UnitedHealth Group is a titan among titans. In 2024, they were ranked the eighth largest corporation in the world by Fortune 500. They own Optum, the nation’s single largest employer of physicians, and UnitedHealthcare, the nation’s largest health insurance provider.
Despite a massive data breach and Congressional efforts to break the company apart, UnitedHealth stock managed to reach an all-time high of $622.92 on November 11. They were set to report record-breaking revenue at their shareholder meeting on December 4–until of course, that meeting was canceled due to the assassination of UnitedHealthcare CEO Brian Thompson.
The Response to Brian Thompson’s Death
After Thompson’s death the media did everything they could to remind us that he was a father, a husband, and a son–one of the good guys. But the public wasn’t about to buy it.
They were tired of having their claims denied. In fact, surveys show that 7 out of 10 Americans blame claim denials for the shooting.
It’s easy to see why. Under Thompson’s leadership, denials doubled, reaching 32%–twice the national average–although some companies are reported to deny as many as 80% of claims.
Stories started flooding social media. Loved ones, the sick, and the grieving all spoke up. The company was withholding vital care in dire circumstances and people were getting hurt.
Backlash Against UnitedHealth
UnitedHealth became a symbol of corporate greed. They were treated like mass murderers. Nobody was willing to touch them. Their stock immediately began to plummet. By December 17, they had lost more than $110 billion in market value, and their competitors were also facing historic losses. It was so bad that they were dragging down the value of the Dow Jones itself.
Congress renewed its cries to break up the company, drafting bipartisan legislation meant to force UnitedHealth and its competitors to sell off their pharmacy benefit managers. Even Donald Trump joined in, calling pharmacy benefit managers “rich as hell.”

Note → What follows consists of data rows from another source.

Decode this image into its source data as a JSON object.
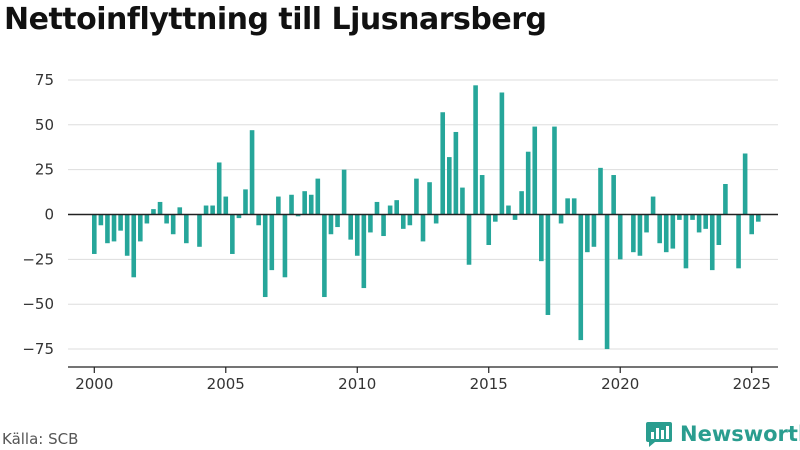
{
  "page": {
    "title": "Nettoinflyttning till Ljusnarsberg",
    "source": "Källa: SCB",
    "brand": "Newsworthy",
    "logo_icon": "bar-chart-logo-icon"
  },
  "colors": {
    "bar": "#26a69a",
    "zero_line": "#222222",
    "grid": "#dddddd",
    "axis": "#222222",
    "brand": "#2a9d8f"
  },
  "chart_data": {
    "type": "bar",
    "title": "Nettoinflyttning till Ljusnarsberg",
    "xlabel": "",
    "ylabel": "",
    "xlim": [
      1999.0,
      2026.0
    ],
    "ylim": [
      -85,
      85
    ],
    "x_ticks": [
      2000,
      2005,
      2010,
      2015,
      2020,
      2025
    ],
    "y_ticks": [
      75,
      50,
      25,
      0,
      -25,
      -50,
      -75
    ],
    "grid": true,
    "series": [
      {
        "x": [
          2000.0,
          2000.25,
          2000.5,
          2000.75,
          2001.0,
          2001.25,
          2001.5,
          2001.75,
          2002.0,
          2002.25,
          2002.5,
          2002.75,
          2003.0,
          2003.25,
          2003.5,
          2003.75,
          2004.0,
          2004.25,
          2004.5,
          2004.75,
          2005.0,
          2005.25,
          2005.5,
          2005.75,
          2006.0,
          2006.25,
          2006.5,
          2006.75,
          2007.0,
          2007.25,
          2007.5,
          2007.75,
          2008.0,
          2008.25,
          2008.5,
          2008.75,
          2009.0,
          2009.25,
          2009.5,
          2009.75,
          2010.0,
          2010.25,
          2010.5,
          2010.75,
          2011.0,
          2011.25,
          2011.5,
          2011.75,
          2012.0,
          2012.25,
          2012.5,
          2012.75,
          2013.0,
          2013.25,
          2013.5,
          2013.75,
          2014.0,
          2014.25,
          2014.5,
          2014.75,
          2015.0,
          2015.25,
          2015.5,
          2015.75,
          2016.0,
          2016.25,
          2016.5,
          2016.75,
          2017.0,
          2017.25,
          2017.5,
          2017.75,
          2018.0,
          2018.25,
          2018.5,
          2018.75,
          2019.0,
          2019.25,
          2019.5,
          2019.75,
          2020.0,
          2020.25,
          2020.5,
          2020.75,
          2021.0,
          2021.25,
          2021.5,
          2021.75,
          2022.0,
          2022.25,
          2022.5,
          2022.75,
          2023.0,
          2023.25,
          2023.5,
          2023.75,
          2024.0,
          2024.25,
          2024.5,
          2024.75,
          2025.0,
          2025.25
        ],
        "values": [
          -22,
          -6,
          -16,
          -15,
          -9,
          -23,
          -35,
          -15,
          -5,
          3,
          7,
          -5,
          -11,
          4,
          -16,
          0,
          -18,
          5,
          5,
          29,
          10,
          -22,
          -2,
          14,
          47,
          -6,
          -46,
          -31,
          10,
          -35,
          11,
          -1,
          13,
          11,
          20,
          -46,
          -11,
          -7,
          25,
          -14,
          -23,
          -41,
          -10,
          7,
          -12,
          5,
          8,
          -8,
          -6,
          20,
          -15,
          18,
          -5,
          57,
          32,
          46,
          15,
          -28,
          72,
          22,
          -17,
          -4,
          68,
          5,
          -3,
          13,
          35,
          49,
          -26,
          -56,
          49,
          -5,
          9,
          9,
          -70,
          -21,
          -18,
          26,
          -75,
          22,
          -25,
          0,
          -21,
          -23,
          -10,
          10,
          -16,
          -21,
          -19,
          -3,
          -30,
          -3,
          -10,
          -8,
          -31,
          -17,
          17,
          0,
          -30,
          34,
          -11,
          -4
        ]
      }
    ]
  }
}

Legislation was stalled during the shutdown negotiations. But both parties still appear to be poised to sign it into law. It is as though UnitedHealth is facing the perfect storm, so massive it’s capable of taking down one of the world’s largest conglomerates.

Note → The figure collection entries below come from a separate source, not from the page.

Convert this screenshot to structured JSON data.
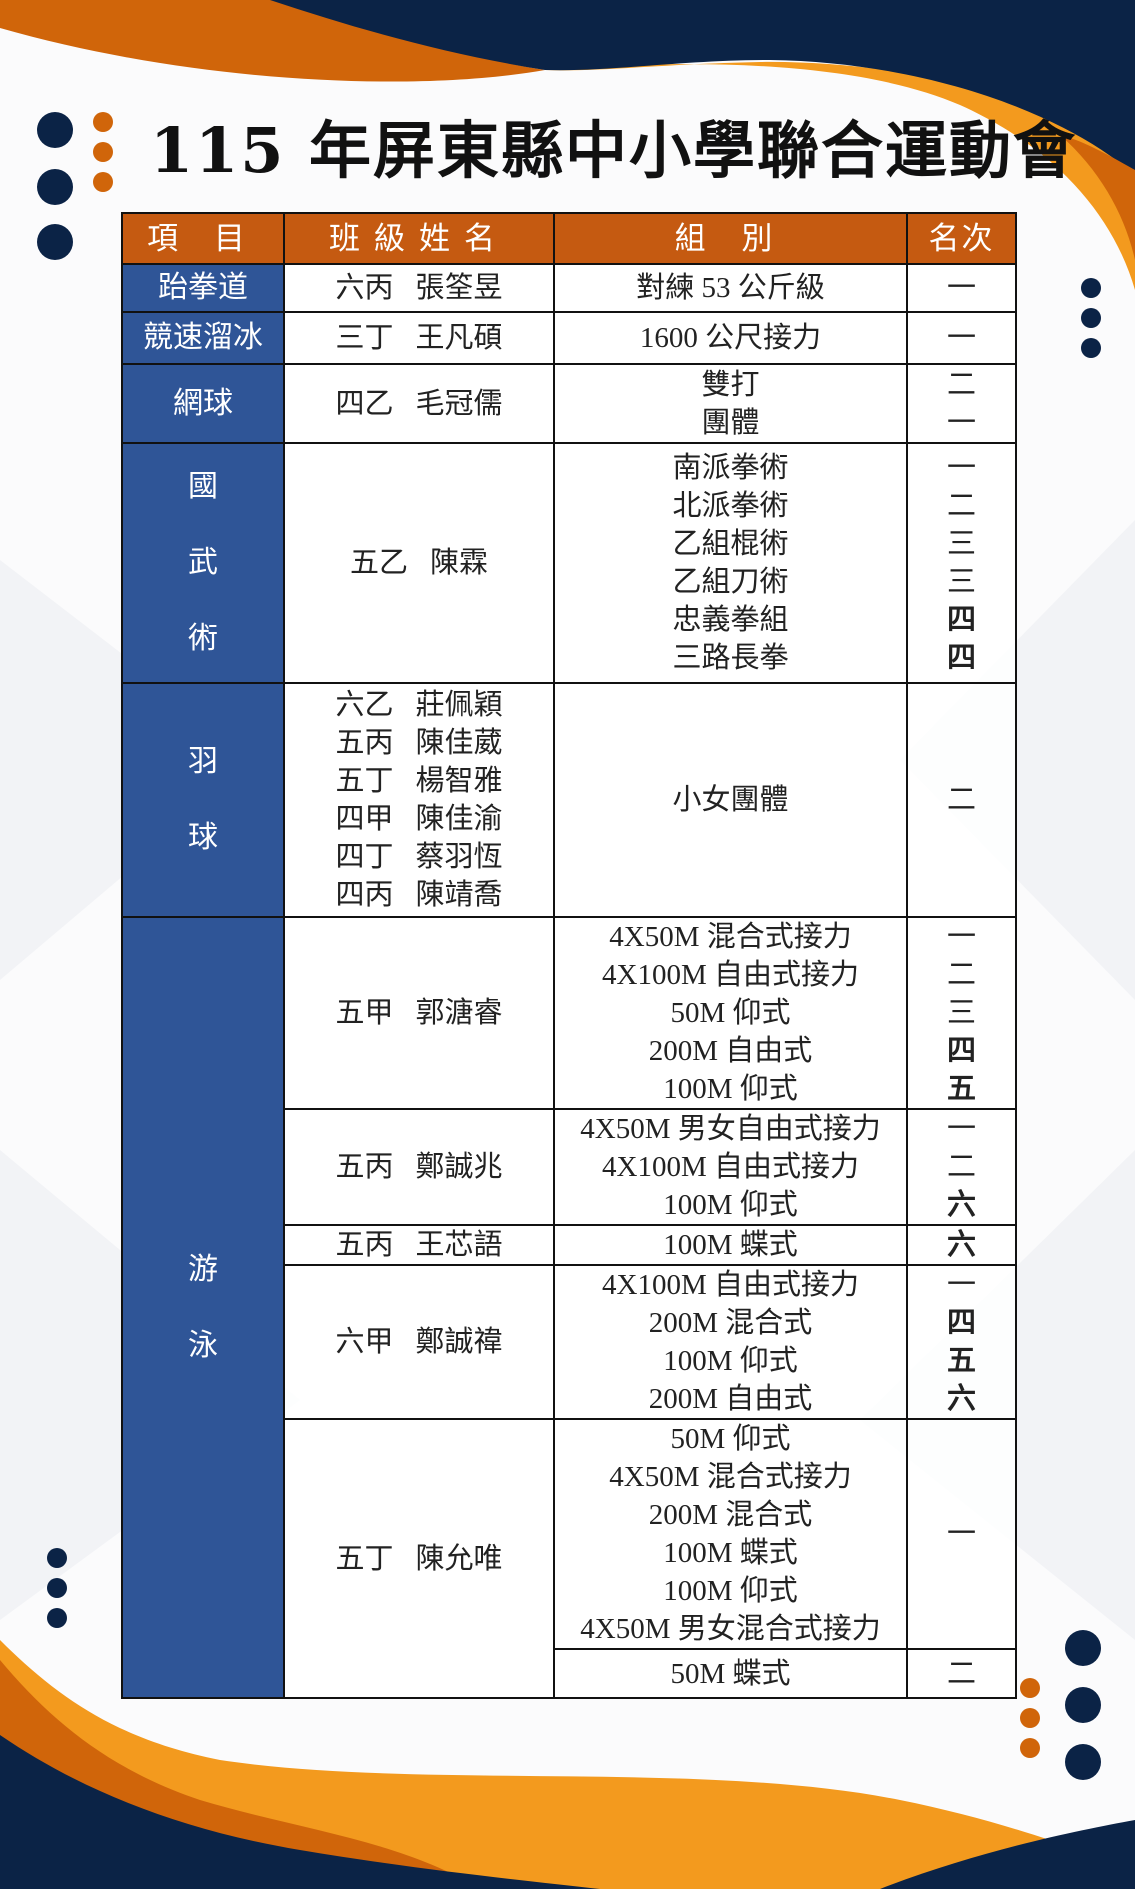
{
  "title": "115 年屏東縣中小學聯合運動會",
  "colors": {
    "header_bg": "#C55A11",
    "event_bg": "#2F5597",
    "navy": "#0B2346",
    "orange": "#D0650A",
    "light_orange": "#F39A1E"
  },
  "table": {
    "headers": [
      "項 目",
      "班級姓名",
      "組 別",
      "名次"
    ],
    "sections": [
      {
        "event": "跆拳道",
        "entries": [
          {
            "students": [
              {
                "class": "六丙",
                "name": "張筌昱"
              }
            ],
            "results": [
              {
                "groups": [
                  "對練 53 公斤級"
                ],
                "ranks": [
                  "一"
                ]
              }
            ]
          }
        ]
      },
      {
        "event": "競速溜冰",
        "entries": [
          {
            "students": [
              {
                "class": "三丁",
                "name": "王凡碩"
              }
            ],
            "results": [
              {
                "groups": [
                  "1600 公尺接力"
                ],
                "ranks": [
                  "一"
                ]
              }
            ]
          }
        ]
      },
      {
        "event": "網球",
        "entries": [
          {
            "students": [
              {
                "class": "四乙",
                "name": "毛冠儒"
              }
            ],
            "results": [
              {
                "groups": [
                  "雙打",
                  "團體"
                ],
                "ranks": [
                  "二",
                  "一"
                ]
              }
            ]
          }
        ]
      },
      {
        "event": "國武術",
        "entries": [
          {
            "students": [
              {
                "class": "五乙",
                "name": "陳霖"
              }
            ],
            "results": [
              {
                "groups": [
                  "南派拳術",
                  "北派拳術",
                  "乙組棍術",
                  "乙組刀術",
                  "忠義拳組",
                  "三路長拳"
                ],
                "ranks": [
                  "一",
                  "二",
                  "三",
                  "三",
                  "四",
                  "四"
                ]
              }
            ]
          }
        ]
      },
      {
        "event": "羽球",
        "entries": [
          {
            "students": [
              {
                "class": "六乙",
                "name": "莊佩穎"
              },
              {
                "class": "五丙",
                "name": "陳佳葳"
              },
              {
                "class": "五丁",
                "name": "楊智雅"
              },
              {
                "class": "四甲",
                "name": "陳佳渝"
              },
              {
                "class": "四丁",
                "name": "蔡羽恆"
              },
              {
                "class": "四丙",
                "name": "陳靖喬"
              }
            ],
            "results": [
              {
                "groups": [
                  "小女團體"
                ],
                "ranks": [
                  "二"
                ]
              }
            ]
          }
        ]
      },
      {
        "event": "游泳",
        "entries": [
          {
            "students": [
              {
                "class": "五甲",
                "name": "郭溏睿"
              }
            ],
            "results": [
              {
                "groups": [
                  "4X50M 混合式接力",
                  "4X100M 自由式接力",
                  "50M 仰式",
                  "200M 自由式",
                  "100M 仰式"
                ],
                "ranks": [
                  "一",
                  "二",
                  "三",
                  "四",
                  "五"
                ]
              }
            ]
          },
          {
            "students": [
              {
                "class": "五丙",
                "name": "鄭誠兆"
              }
            ],
            "results": [
              {
                "groups": [
                  "4X50M 男女自由式接力",
                  "4X100M 自由式接力",
                  "100M 仰式"
                ],
                "ranks": [
                  "一",
                  "二",
                  "六"
                ]
              }
            ]
          },
          {
            "students": [
              {
                "class": "五丙",
                "name": "王芯語"
              }
            ],
            "results": [
              {
                "groups": [
                  "100M 蝶式"
                ],
                "ranks": [
                  "六"
                ]
              }
            ]
          },
          {
            "students": [
              {
                "class": "六甲",
                "name": "鄭誠禕"
              }
            ],
            "results": [
              {
                "groups": [
                  "4X100M 自由式接力",
                  "200M 混合式",
                  "100M 仰式",
                  "200M 自由式"
                ],
                "ranks": [
                  "一",
                  "四",
                  "五",
                  "六"
                ]
              }
            ]
          },
          {
            "students": [
              {
                "class": "五丁",
                "name": "陳允唯"
              }
            ],
            "results": [
              {
                "groups": [
                  "50M 仰式",
                  "4X50M 混合式接力",
                  "200M 混合式",
                  "100M 蝶式",
                  "100M 仰式",
                  "4X50M 男女混合式接力"
                ],
                "ranks": [
                  "一"
                ]
              },
              {
                "groups": [
                  "50M 蝶式"
                ],
                "ranks": [
                  "二"
                ]
              }
            ]
          }
        ]
      }
    ]
  }
}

To make matters worse, UnitedHealth Group shareholders filed a proposal Wednesday demanding answers about its practices.
UnitedHealth Group Shareholders Share Their Concerns
The general consensus is that UnitedHealth was falsely denying claims in order to satisfy their shareholders’ demands for profit, and that may very well have been true. But the dynamics behind the scenes are a bit more complex than you might expect.
Not all shareholders focus on short-term gains. Many are concerned about the long-term welfare of the company, its stability, and as implausible as it might seem, its moral integrity.
The shareholders who filed the proposal include members of the Interfaith Center on Corporate Responsibility, which as its name implies, tries to hold corporations responsible for their actions. In their report, they state that they are concerned about the “public health-related costs and macroeconomic risks created by the company’s practices that limit or delay access to healthcare.”
They believe that UnitedHealth is kicking off a ripple effect that detrimentally impacts the performance of the market as a whole. They support their argument by listing policies that strain government resources, lead to higher taxation and debt, and jeopardize the health of workers, thereby reducing workplace productivity.
They also mention the effect that higher healthcare costs have on discretionary spending, which can hinder economic growth. If the public is spending more on healthcare, other industries suffer from a lack of revenue.
They are asking for a full report on how often prior authorization requirements and coverage denials lead to the abandonment of care, as well as any adverse events that might occur as a result.
This data is so closely guarded that researchers have been forced to interview the public on their own to gauge the situation. If shareholders manage to get ahold of it, they could force the company to confront its crimes and even mandate reform.